Friday, September 14, 2007

Divided We Stand


If you read my account last month of the day we spent with those Republican cowgirls, you already know Starr Ann enjoys messing with the conservatives now and then.

So last night she thought it would be fun to find some Republicans to watch the presidential address with. We weren't game for going back to a straight bar quite yet, but Starr Ann came up with an inspired idea. We could pop over to the Circuit City in the next county, pick out some conservatives to get friendly with, and watch the president's speech with them on multiple screens.

First Republican-looking people we spotted were an older couple, real dressed up. Starr Ann and I drifted over by where they were comparing smartphones and glancing over their shoulders at the televisions every now and then. The lady, Connie, was saying that Jeff would probably like the one with the bigger display. Her husband, Les, took it out of her hands and inspected it a minute before saying, "Yes, this one looks like him. How long do you think it'll take for it to get there?"

We figured Jeff was probably some spoiled frat boy who was about to get a new toy from mommy and daddy.

Starr Ann said something, loud enough for Les and Connie to hear, about wishing it would hurry up and be time for our president to speak. The reaction that got from Les and Connie cinched it in our minds. They were Republicans, all right. Both of them turned toward us with looks on their faces like it was almost Christmas and Bush was a cross between Santa Claus and their favorite rock star.

Our strategy was to have them convinced we were big Bush fans and then, as the speech progressed, voice our slow realization that 30,000 new troops minus 5,000 troops does not add up to a troop reduction. We thought it'd be fun to see how they handled that.

So we were all buddy-buddy with Connie and Les by the time the show started. Not more than five or seven minutes into it, Starr Ann and I were about to begin our ciphering of the situation, because already it was very clear Bush was not going to split with his general and surprise the nation with a genuine pull-back.

As Starr Ann was about to say her part, we both turned to Connie and Les. They'd stopped looking up at the forty or so screens with Bush heads talking on them and were staring at each other with tears in their eyes. Connie started shaking all over and went limp. Les dropped their son's new smartphone as he reached out to brace his wife, and I was lucky enough to catch the phone before it hit the floor.
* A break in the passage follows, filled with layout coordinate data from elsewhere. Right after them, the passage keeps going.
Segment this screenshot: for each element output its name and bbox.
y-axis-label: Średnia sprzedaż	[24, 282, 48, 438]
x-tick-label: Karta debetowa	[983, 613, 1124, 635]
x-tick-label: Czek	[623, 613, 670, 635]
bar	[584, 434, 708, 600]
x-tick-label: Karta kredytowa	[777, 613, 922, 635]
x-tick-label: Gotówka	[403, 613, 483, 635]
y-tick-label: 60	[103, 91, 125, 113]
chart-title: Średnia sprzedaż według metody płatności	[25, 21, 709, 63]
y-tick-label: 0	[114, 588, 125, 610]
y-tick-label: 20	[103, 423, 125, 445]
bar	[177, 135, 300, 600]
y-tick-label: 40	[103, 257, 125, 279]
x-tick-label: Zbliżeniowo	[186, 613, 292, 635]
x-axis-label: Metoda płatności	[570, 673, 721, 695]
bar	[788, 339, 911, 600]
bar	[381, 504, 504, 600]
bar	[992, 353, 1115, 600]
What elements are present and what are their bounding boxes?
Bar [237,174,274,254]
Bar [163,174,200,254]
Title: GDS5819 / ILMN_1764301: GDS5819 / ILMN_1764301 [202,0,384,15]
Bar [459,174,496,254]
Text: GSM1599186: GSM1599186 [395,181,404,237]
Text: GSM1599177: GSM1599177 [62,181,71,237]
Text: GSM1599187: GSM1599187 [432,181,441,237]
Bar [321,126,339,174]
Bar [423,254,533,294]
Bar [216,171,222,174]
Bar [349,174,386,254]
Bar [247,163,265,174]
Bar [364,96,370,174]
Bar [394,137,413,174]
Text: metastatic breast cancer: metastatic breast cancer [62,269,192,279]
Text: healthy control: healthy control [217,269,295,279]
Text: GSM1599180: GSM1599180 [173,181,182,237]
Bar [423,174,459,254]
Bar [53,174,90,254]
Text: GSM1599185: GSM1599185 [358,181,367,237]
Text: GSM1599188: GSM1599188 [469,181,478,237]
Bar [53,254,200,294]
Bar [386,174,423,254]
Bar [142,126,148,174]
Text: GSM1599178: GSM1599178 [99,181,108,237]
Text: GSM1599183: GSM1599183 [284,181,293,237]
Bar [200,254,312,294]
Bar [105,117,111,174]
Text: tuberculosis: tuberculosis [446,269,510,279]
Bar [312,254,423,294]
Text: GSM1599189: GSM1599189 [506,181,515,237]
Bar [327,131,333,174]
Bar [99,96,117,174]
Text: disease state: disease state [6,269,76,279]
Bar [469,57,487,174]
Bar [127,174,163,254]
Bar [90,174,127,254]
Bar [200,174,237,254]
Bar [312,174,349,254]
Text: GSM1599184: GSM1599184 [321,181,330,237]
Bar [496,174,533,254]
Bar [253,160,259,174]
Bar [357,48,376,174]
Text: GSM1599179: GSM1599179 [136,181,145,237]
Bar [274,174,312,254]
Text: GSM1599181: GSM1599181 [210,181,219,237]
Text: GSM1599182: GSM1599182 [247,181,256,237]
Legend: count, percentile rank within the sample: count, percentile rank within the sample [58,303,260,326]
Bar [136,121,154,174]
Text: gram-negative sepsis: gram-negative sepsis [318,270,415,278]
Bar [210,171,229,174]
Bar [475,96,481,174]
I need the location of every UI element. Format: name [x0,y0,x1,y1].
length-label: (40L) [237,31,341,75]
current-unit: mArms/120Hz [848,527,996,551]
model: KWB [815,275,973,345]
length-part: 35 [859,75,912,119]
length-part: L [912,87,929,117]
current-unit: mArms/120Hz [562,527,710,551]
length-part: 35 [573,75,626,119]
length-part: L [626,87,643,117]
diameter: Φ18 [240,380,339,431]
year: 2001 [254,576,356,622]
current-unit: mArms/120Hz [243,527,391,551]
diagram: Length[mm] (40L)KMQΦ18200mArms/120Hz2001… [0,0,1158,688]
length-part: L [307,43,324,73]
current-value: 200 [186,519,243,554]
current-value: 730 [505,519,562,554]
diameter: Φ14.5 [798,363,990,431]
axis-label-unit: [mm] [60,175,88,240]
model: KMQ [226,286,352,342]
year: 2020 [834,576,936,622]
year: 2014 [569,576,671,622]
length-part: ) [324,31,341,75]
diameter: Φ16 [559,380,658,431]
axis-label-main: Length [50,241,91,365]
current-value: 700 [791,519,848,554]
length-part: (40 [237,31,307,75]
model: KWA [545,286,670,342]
Starr Ann and I felt like the couple of jerks that we are. Those people were at Circuit City buying that phone because they'd just gotten home from work and found the latest letter from Jeff, who turns out to be anything but a spoiled frat boy. He's an Army corporal from a family that got caught in the subprime mess and lost their home a year back. He joined up, without telling anybody beforehand, to help his mom and dad get out of financial trouble. In the new letter, he made passing mention of his friend's new phone. Connie and Les couldn't wait, even long enough to eat supper or change clothes, to go out and get one for him.

They're real nice people, but not very realistic. They had themselves all worked up and believing this fantasy where Bush was going to come out and surprise the hell out of everybody with his speech. They're so desperate to get their son back in one piece, they'd actually talked themselves into believing the president was going to do the right thing and announce huge changes in the way he's handling the war. Of course, that did not happen.

Starr Ann and I took Connie and Les to dinner after watching the rebuttal. Poor Starr Ann. She knocked herself out, being as charming and funny as she could, trying to pick up Les and Connie's spirits. There's only one thing that'll do that, though.

It was a nice night out, and Starr Ann and I dropped the reins so the horses could find the path for themselves in the dark. We held hands all the way home, and barely said a word.